La afirmación de la unidad no fue un reflejo defensivo, sino un gesto de audacia. El catalanismo siempre se presentó como parte de un gran proyecto español, en el que Cataluña debía cumplir el papel de motor intelectual, social y económico. Eso era, en las palabras de Cambó, el «patriotismo positivo», que no se limitaba a la lealtad institucional, sino que proponía, con la estrategia política más atinada, la regeneración de la comunidad nacional.
Bastaría un simple repaso del siglo XX para observar la fecundidad de estos principios unitarios y el doloroso coste que han tenido las opciones separadoras o separatistas. Unas y otras llevaron nuestros conflictos internos a un antagonismo irresoluble, que solo podía tratarse con la violencia y el rencor, en el peor de los casos, o con la imposición y la aceptación resignada, en el mejor. Las llamadas a la concordia realizadas por el regeneracionismo español, incluido el catalán, a comienzos del siglo pasado, se tradujeron al espléndido mensaje de las movilizaciones de la transición, que siempre entendieron sus demandas como una lucha por la mejor integración de una Cataluña democrática en una España democrática. De una Cataluña estatutaria en una España constitucional. Esa es la auténtica tradición del catalanismo, no la que intentan colarnos los independentistas .

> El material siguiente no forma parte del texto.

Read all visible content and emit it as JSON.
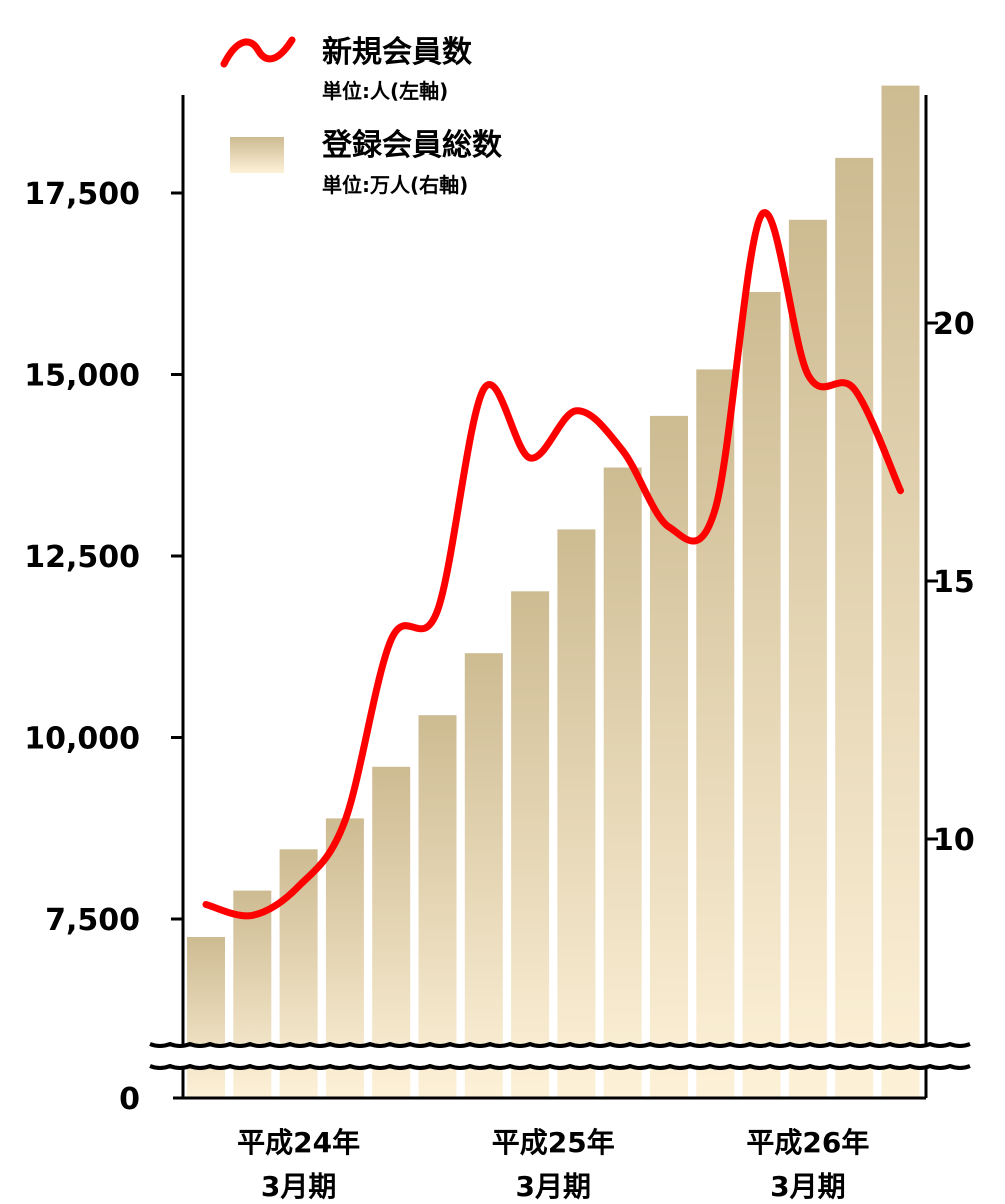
{
  "chart_data": {
    "type": "bar+line",
    "x": [
      "",
      "",
      "",
      "",
      "",
      "",
      "",
      "",
      "",
      "",
      "",
      "",
      "",
      "",
      "",
      ""
    ],
    "x_tick_labels": [
      {
        "index": 2,
        "line1": "平成24年",
        "line2": "3月期"
      },
      {
        "index": 7.5,
        "line1": "平成25年",
        "line2": "3月期"
      },
      {
        "index": 13,
        "line1": "平成26年",
        "line2": "3月期"
      }
    ],
    "series": [
      {
        "name": "登録会員総数",
        "unit": "単位:万人(右軸)",
        "type": "bar",
        "axis": "right",
        "values": [
          8.1,
          9.0,
          9.8,
          10.4,
          11.4,
          12.4,
          13.6,
          14.8,
          16.0,
          17.2,
          18.2,
          19.1,
          20.6,
          22.0,
          23.2,
          24.6
        ]
      },
      {
        "name": "新規会員数",
        "unit": "単位:人(左軸)",
        "type": "line",
        "axis": "left",
        "values": [
          7700,
          7550,
          7950,
          8850,
          11350,
          11750,
          14800,
          13850,
          14500,
          13950,
          12900,
          13150,
          17200,
          15000,
          14800,
          13400
        ]
      }
    ],
    "left_axis": {
      "ticks": [
        7500,
        10000,
        12500,
        15000,
        17500
      ],
      "tick_labels": [
        "7,500",
        "10,000",
        "12,500",
        "15,000",
        "17,500"
      ],
      "zero_label": "0",
      "ylim": [
        6000,
        18750
      ],
      "broken": true
    },
    "right_axis": {
      "ticks": [
        10,
        15,
        20
      ],
      "tick_labels": [
        "10",
        "15",
        "20"
      ],
      "ylim": [
        5,
        25
      ],
      "broken": true
    },
    "legend": {
      "placement": "top-left",
      "line_color": "#ff0000",
      "bar_color": "#d4c49c"
    },
    "colors": {
      "line": "#ff0000",
      "bar_top": "#cdbb92",
      "bar_bottom": "#fdf1d8",
      "axis": "#000000"
    }
  }
}
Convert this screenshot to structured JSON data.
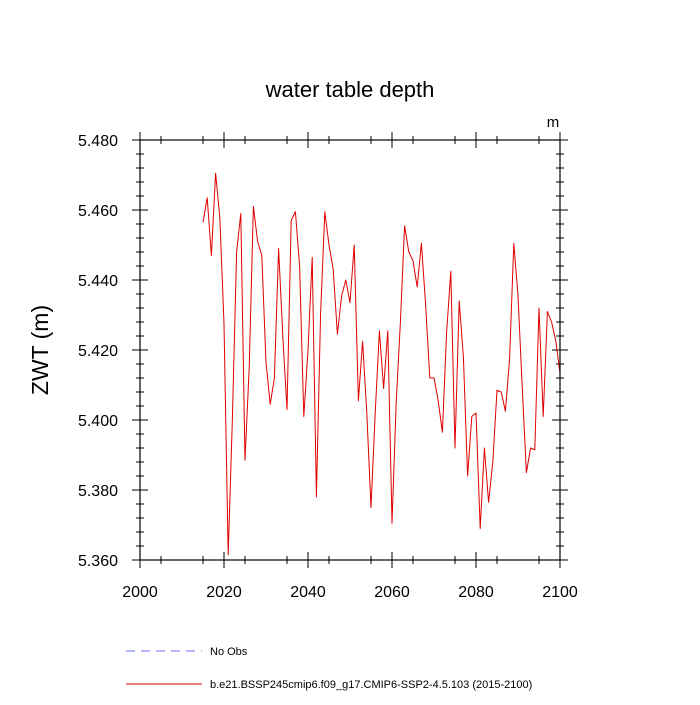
{
  "chart_data": {
    "type": "line",
    "title": "water table depth",
    "ylabel": "ZWT  (m)",
    "units_label": "m",
    "xlim": [
      2000,
      2100
    ],
    "ylim": [
      5.36,
      5.48
    ],
    "x_ticks": [
      2000,
      2020,
      2040,
      2060,
      2080,
      2100
    ],
    "y_ticks": [
      5.36,
      5.38,
      5.4,
      5.42,
      5.44,
      5.46,
      5.48
    ],
    "y_tick_labels": [
      "5.360",
      "5.380",
      "5.400",
      "5.420",
      "5.440",
      "5.460",
      "5.480"
    ],
    "grid": false,
    "legend_position": "bottom",
    "series": [
      {
        "name": "b.e21.BSSP245cmip6.f09_g17.CMIP6-SSP2-4.5.103 (2015-2100)",
        "color": "#e00000",
        "style": "solid",
        "x": [
          2015,
          2016,
          2017,
          2018,
          2019,
          2020,
          2021,
          2022,
          2023,
          2024,
          2025,
          2026,
          2027,
          2028,
          2029,
          2030,
          2031,
          2032,
          2033,
          2034,
          2035,
          2036,
          2037,
          2038,
          2039,
          2040,
          2041,
          2042,
          2043,
          2044,
          2045,
          2046,
          2047,
          2048,
          2049,
          2050,
          2051,
          2052,
          2053,
          2054,
          2055,
          2056,
          2057,
          2058,
          2059,
          2060,
          2061,
          2062,
          2063,
          2064,
          2065,
          2066,
          2067,
          2068,
          2069,
          2070,
          2071,
          2072,
          2073,
          2074,
          2075,
          2076,
          2077,
          2078,
          2079,
          2080,
          2081,
          2082,
          2083,
          2084,
          2085,
          2086,
          2087,
          2088,
          2089,
          2090,
          2091,
          2092,
          2093,
          2094,
          2095,
          2096,
          2097,
          2098,
          2099,
          2100
        ],
        "values": [
          5.4565,
          5.4635,
          5.447,
          5.4705,
          5.458,
          5.4275,
          5.3615,
          5.4005,
          5.448,
          5.459,
          5.3885,
          5.415,
          5.461,
          5.451,
          5.447,
          5.4165,
          5.4045,
          5.412,
          5.449,
          5.424,
          5.403,
          5.457,
          5.4595,
          5.444,
          5.401,
          5.42,
          5.4465,
          5.378,
          5.4305,
          5.4595,
          5.45,
          5.443,
          5.4245,
          5.4355,
          5.44,
          5.4335,
          5.45,
          5.4055,
          5.4225,
          5.402,
          5.375,
          5.402,
          5.4255,
          5.409,
          5.4255,
          5.3705,
          5.405,
          5.428,
          5.4555,
          5.448,
          5.4455,
          5.438,
          5.4505,
          5.433,
          5.412,
          5.412,
          5.4055,
          5.3965,
          5.425,
          5.4425,
          5.392,
          5.434,
          5.418,
          5.384,
          5.401,
          5.402,
          5.369,
          5.392,
          5.3765,
          5.388,
          5.4085,
          5.408,
          5.4025,
          5.4175,
          5.4505,
          5.4355,
          5.4095,
          5.385,
          5.392,
          5.3915,
          5.432,
          5.401,
          5.431,
          5.428,
          5.4225,
          5.4135
        ]
      },
      {
        "name": "No Obs",
        "color": "#6f6fff",
        "style": "dashed",
        "x": [],
        "values": []
      }
    ]
  }
}
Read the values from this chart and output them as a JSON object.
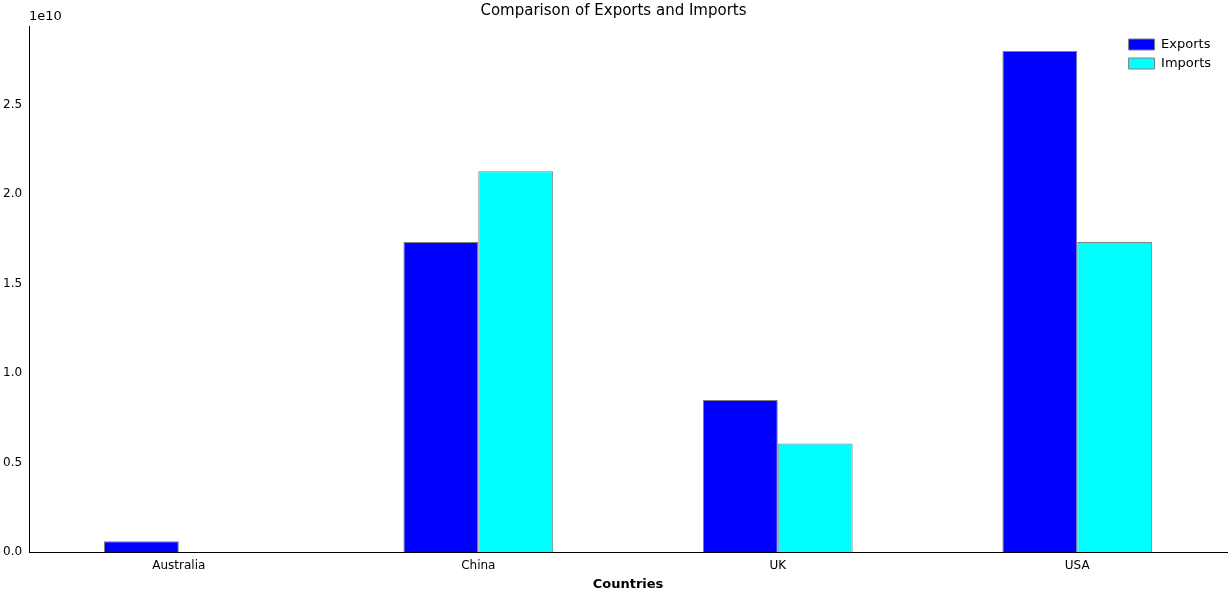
{
  "chart_data": {
    "type": "bar",
    "title": "Comparison of Exports and Imports",
    "xlabel": "Countries",
    "categories": [
      "Australia",
      "China",
      "UK",
      "USA"
    ],
    "series": [
      {
        "name": "Exports",
        "color": "#0000ff",
        "values": [
          0.06,
          1.733,
          0.85,
          2.8
        ]
      },
      {
        "name": "Imports",
        "color": "#00ffff",
        "values": [
          0,
          2.128,
          0.606,
          1.733
        ]
      }
    ],
    "ylim": [
      0,
      2.94
    ],
    "yticks": [
      {
        "value": 0,
        "label": "0.0"
      },
      {
        "value": 0.5,
        "label": "0.5"
      },
      {
        "value": 1,
        "label": "1.0"
      },
      {
        "value": 1.5,
        "label": "1.5"
      },
      {
        "value": 2,
        "label": "2.0"
      },
      {
        "value": 2.5,
        "label": "2.5"
      }
    ],
    "annotations": [
      "1e10"
    ],
    "legend": "top right",
    "grid": false
  }
}
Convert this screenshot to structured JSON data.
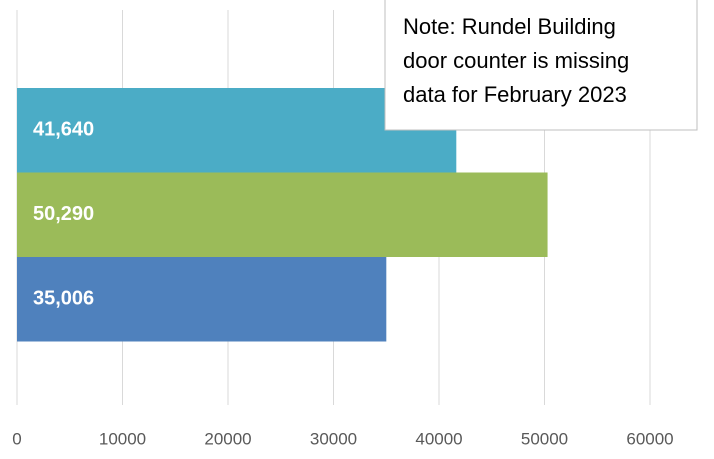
{
  "chart_data": {
    "type": "bar",
    "orientation": "horizontal",
    "categories": [
      null,
      null,
      null
    ],
    "values": [
      41640,
      50290,
      35006
    ],
    "value_labels": [
      "41,640",
      "50,290",
      "35,006"
    ],
    "colors": [
      "#4bacc6",
      "#9bbb59",
      "#4f81bd"
    ],
    "xlim": [
      0,
      60000
    ],
    "xticks": [
      0,
      10000,
      20000,
      30000,
      40000,
      50000,
      60000
    ],
    "grid": true,
    "annotation": [
      "Note: Rundel Building",
      "door counter is missing",
      "data for February 2023"
    ]
  }
}
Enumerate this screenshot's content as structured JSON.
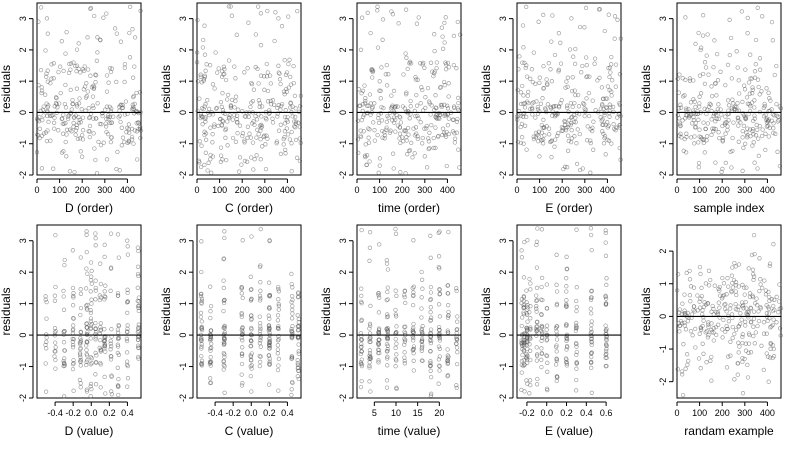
{
  "chart_data": [
    {
      "type": "scatter",
      "panel": 1,
      "xlabel": "D (order)",
      "ylabel": "residuals",
      "xlim": [
        0,
        460
      ],
      "ylim": [
        -2,
        3.5
      ],
      "xticks": [
        0,
        100,
        200,
        300,
        400
      ],
      "xticklabels": [
        "0",
        "100",
        "200",
        "300",
        "400"
      ],
      "yticks": [
        -2,
        -1,
        0,
        1,
        2,
        3
      ],
      "yticklabels": [
        "-2",
        "-1",
        "0",
        "1",
        "2",
        "3"
      ],
      "hline": 0,
      "pattern": "index",
      "n": 300,
      "seed": 11,
      "x_range": [
        0,
        460
      ]
    },
    {
      "type": "scatter",
      "panel": 2,
      "xlabel": "C (order)",
      "ylabel": "residuals",
      "xlim": [
        0,
        460
      ],
      "ylim": [
        -2,
        3.5
      ],
      "xticks": [
        0,
        100,
        200,
        300,
        400
      ],
      "xticklabels": [
        "0",
        "100",
        "200",
        "300",
        "400"
      ],
      "yticks": [
        -2,
        -1,
        0,
        1,
        2,
        3
      ],
      "yticklabels": [
        "-2",
        "-1",
        "0",
        "1",
        "2",
        "3"
      ],
      "hline": 0,
      "pattern": "index",
      "n": 300,
      "seed": 23,
      "x_range": [
        0,
        460
      ]
    },
    {
      "type": "scatter",
      "panel": 3,
      "xlabel": "time (order)",
      "ylabel": "residuals",
      "xlim": [
        0,
        460
      ],
      "ylim": [
        -2,
        3.5
      ],
      "xticks": [
        0,
        100,
        200,
        300,
        400
      ],
      "xticklabels": [
        "0",
        "100",
        "200",
        "300",
        "400"
      ],
      "yticks": [
        -2,
        -1,
        0,
        1,
        2,
        3
      ],
      "yticklabels": [
        "-2",
        "-1",
        "0",
        "1",
        "2",
        "3"
      ],
      "hline": 0,
      "pattern": "index",
      "n": 300,
      "seed": 37,
      "x_range": [
        0,
        460
      ]
    },
    {
      "type": "scatter",
      "panel": 4,
      "xlabel": "E (order)",
      "ylabel": "residuals",
      "xlim": [
        0,
        460
      ],
      "ylim": [
        -2,
        3.5
      ],
      "xticks": [
        0,
        100,
        200,
        300,
        400
      ],
      "xticklabels": [
        "0",
        "100",
        "200",
        "300",
        "400"
      ],
      "yticks": [
        -2,
        -1,
        0,
        1,
        2,
        3
      ],
      "yticklabels": [
        "-2",
        "-1",
        "0",
        "1",
        "2",
        "3"
      ],
      "hline": 0,
      "pattern": "index",
      "n": 300,
      "seed": 41,
      "x_range": [
        0,
        460
      ]
    },
    {
      "type": "scatter",
      "panel": 5,
      "xlabel": "sample index",
      "ylabel": "residuals",
      "xlim": [
        0,
        460
      ],
      "ylim": [
        -2,
        3.5
      ],
      "xticks": [
        0,
        100,
        200,
        300,
        400
      ],
      "xticklabels": [
        "0",
        "100",
        "200",
        "300",
        "400"
      ],
      "yticks": [
        -2,
        -1,
        0,
        1,
        2,
        3
      ],
      "yticklabels": [
        "-2",
        "-1",
        "0",
        "1",
        "2",
        "3"
      ],
      "hline": 0,
      "pattern": "index",
      "n": 300,
      "seed": 53,
      "x_range": [
        0,
        460
      ]
    },
    {
      "type": "scatter",
      "panel": 6,
      "xlabel": "D (value)",
      "ylabel": "residuals",
      "xlim": [
        -0.6,
        0.55
      ],
      "ylim": [
        -2,
        3.5
      ],
      "xticks": [
        -0.4,
        -0.2,
        0,
        0.2,
        0.4
      ],
      "xticklabels": [
        "-0.4",
        "-0.2",
        "0.0",
        "0.2",
        "0.4"
      ],
      "yticks": [
        -2,
        -1,
        0,
        1,
        2,
        3
      ],
      "yticklabels": [
        "-2",
        "-1",
        "0",
        "1",
        "2",
        "3"
      ],
      "hline": 0,
      "pattern": "clusters",
      "n": 300,
      "seed": 61,
      "clusters": [
        -0.5,
        -0.4,
        -0.3,
        -0.2,
        -0.12,
        -0.05,
        0.0,
        0.05,
        0.1,
        0.15,
        0.22,
        0.3,
        0.4,
        0.52
      ]
    },
    {
      "type": "scatter",
      "panel": 7,
      "xlabel": "C (value)",
      "ylabel": "residuals",
      "xlim": [
        -0.6,
        0.55
      ],
      "ylim": [
        -2,
        3.5
      ],
      "xticks": [
        -0.4,
        -0.2,
        0,
        0.2,
        0.4
      ],
      "xticklabels": [
        "-0.4",
        "-0.2",
        "0.0",
        "0.2",
        "0.4"
      ],
      "yticks": [
        -2,
        -1,
        0,
        1,
        2,
        3
      ],
      "yticklabels": [
        "-2",
        "-1",
        "0",
        "1",
        "2",
        "3"
      ],
      "hline": 0,
      "pattern": "clusters",
      "n": 300,
      "seed": 71,
      "clusters": [
        -0.55,
        -0.45,
        -0.3,
        -0.1,
        0.0,
        0.1,
        0.2,
        0.3,
        0.45,
        0.52
      ]
    },
    {
      "type": "scatter",
      "panel": 8,
      "xlabel": "time (value)",
      "ylabel": "residuals",
      "xlim": [
        1,
        25
      ],
      "ylim": [
        -2,
        3.5
      ],
      "xticks": [
        5,
        10,
        15,
        20
      ],
      "xticklabels": [
        "5",
        "10",
        "15",
        "20"
      ],
      "yticks": [
        -2,
        -1,
        0,
        1,
        2,
        3
      ],
      "yticklabels": [
        "-2",
        "-1",
        "0",
        "1",
        "2",
        "3"
      ],
      "hline": 0,
      "pattern": "clusters",
      "n": 300,
      "seed": 83,
      "clusters": [
        2,
        4,
        6,
        8,
        10,
        12,
        14,
        16,
        18,
        20,
        22,
        24
      ]
    },
    {
      "type": "scatter",
      "panel": 9,
      "xlabel": "E (value)",
      "ylabel": "residuals",
      "xlim": [
        -0.3,
        0.75
      ],
      "ylim": [
        -2,
        3.5
      ],
      "xticks": [
        -0.2,
        0,
        0.2,
        0.4,
        0.6
      ],
      "xticklabels": [
        "-0.2",
        "0.0",
        "0.2",
        "0.4",
        "0.6"
      ],
      "yticks": [
        -2,
        -1,
        0,
        1,
        2,
        3
      ],
      "yticklabels": [
        "-2",
        "-1",
        "0",
        "1",
        "2",
        "3"
      ],
      "hline": 0,
      "pattern": "clusters",
      "n": 300,
      "seed": 97,
      "clusters": [
        -0.25,
        -0.23,
        -0.2,
        -0.17,
        -0.1,
        -0.05,
        0.0,
        0.1,
        0.2,
        0.3,
        0.45,
        0.6
      ]
    },
    {
      "type": "scatter",
      "panel": 10,
      "xlabel": "randam example",
      "ylabel": "residuals",
      "xlim": [
        0,
        460
      ],
      "ylim": [
        -2.5,
        2.8
      ],
      "xticks": [
        0,
        100,
        200,
        300,
        400
      ],
      "xticklabels": [
        "0",
        "100",
        "200",
        "300",
        "400"
      ],
      "yticks": [
        -2,
        -1,
        0,
        1,
        2
      ],
      "yticklabels": [
        "-2",
        "-1",
        "0",
        "1",
        "2"
      ],
      "hline": 0,
      "pattern": "normal",
      "n": 300,
      "seed": 103,
      "x_range": [
        0,
        460
      ]
    }
  ]
}
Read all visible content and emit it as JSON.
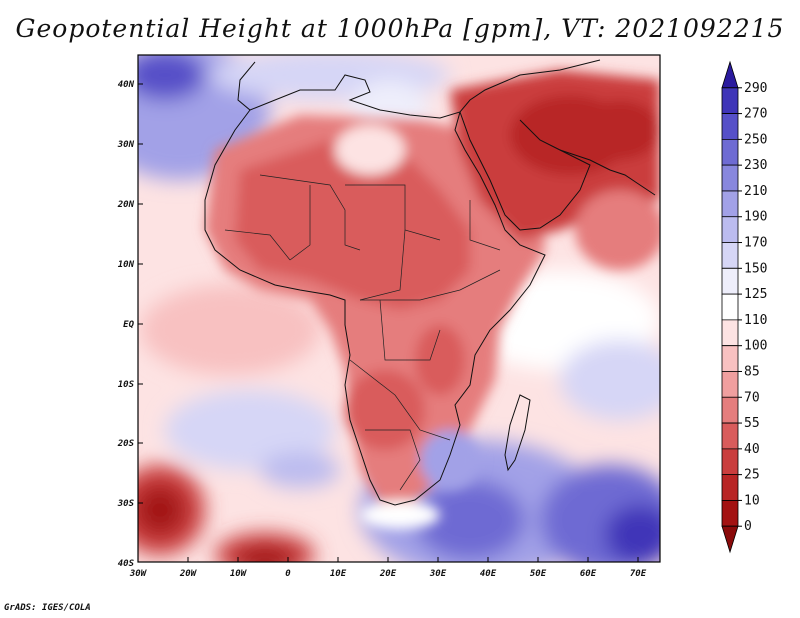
{
  "title": "Geopotential Height at 1000hPa [gpm], VT: 2021092215",
  "credit": "GrADS: IGES/COLA",
  "map": {
    "lon_range": [
      -30,
      75
    ],
    "lat_range": [
      -40,
      45
    ],
    "lat_ticks": [
      "40N",
      "30N",
      "20N",
      "10N",
      "EQ",
      "10S",
      "20S",
      "30S",
      "40S"
    ],
    "lon_ticks": [
      "30W",
      "20W",
      "10W",
      "0",
      "10E",
      "20E",
      "30E",
      "40E",
      "50E",
      "60E",
      "70E"
    ]
  },
  "colorbar": {
    "levels": [
      "290",
      "270",
      "250",
      "230",
      "210",
      "190",
      "170",
      "150",
      "125",
      "110",
      "100",
      "85",
      "70",
      "55",
      "40",
      "25",
      "10",
      "0"
    ],
    "colors": [
      "#2a1a9e",
      "#3f35b8",
      "#5650c8",
      "#6e6bd3",
      "#8887de",
      "#a2a1e7",
      "#bcbcef",
      "#d6d6f6",
      "#eeeefb",
      "#ffffff",
      "#fde3e3",
      "#f8c1c1",
      "#f09f9f",
      "#e57d7d",
      "#d95c5c",
      "#ca3e3e",
      "#b82525",
      "#a31212",
      "#8a0a0a"
    ]
  }
}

Lo que interesa al separatismo no es la recuperación de esa vitalidad histórica, de ese empuje admirable y centenario. Lo que le interesa es acumular sobre la conciencia de los ciudadanos la idea de un permanente fracaso de nuestra comunidad, el pesimismo atroz fruto de la permanente reinvención de la historia. La débil nacionalización de los españoles, el flaco empeño en construir una conciencia colectiva, ha acabado por entregar ese espacio vacío a quienes, a falta de capacidad para encarar el futuro, tienen sobrada fuerza para falsificar el pasado.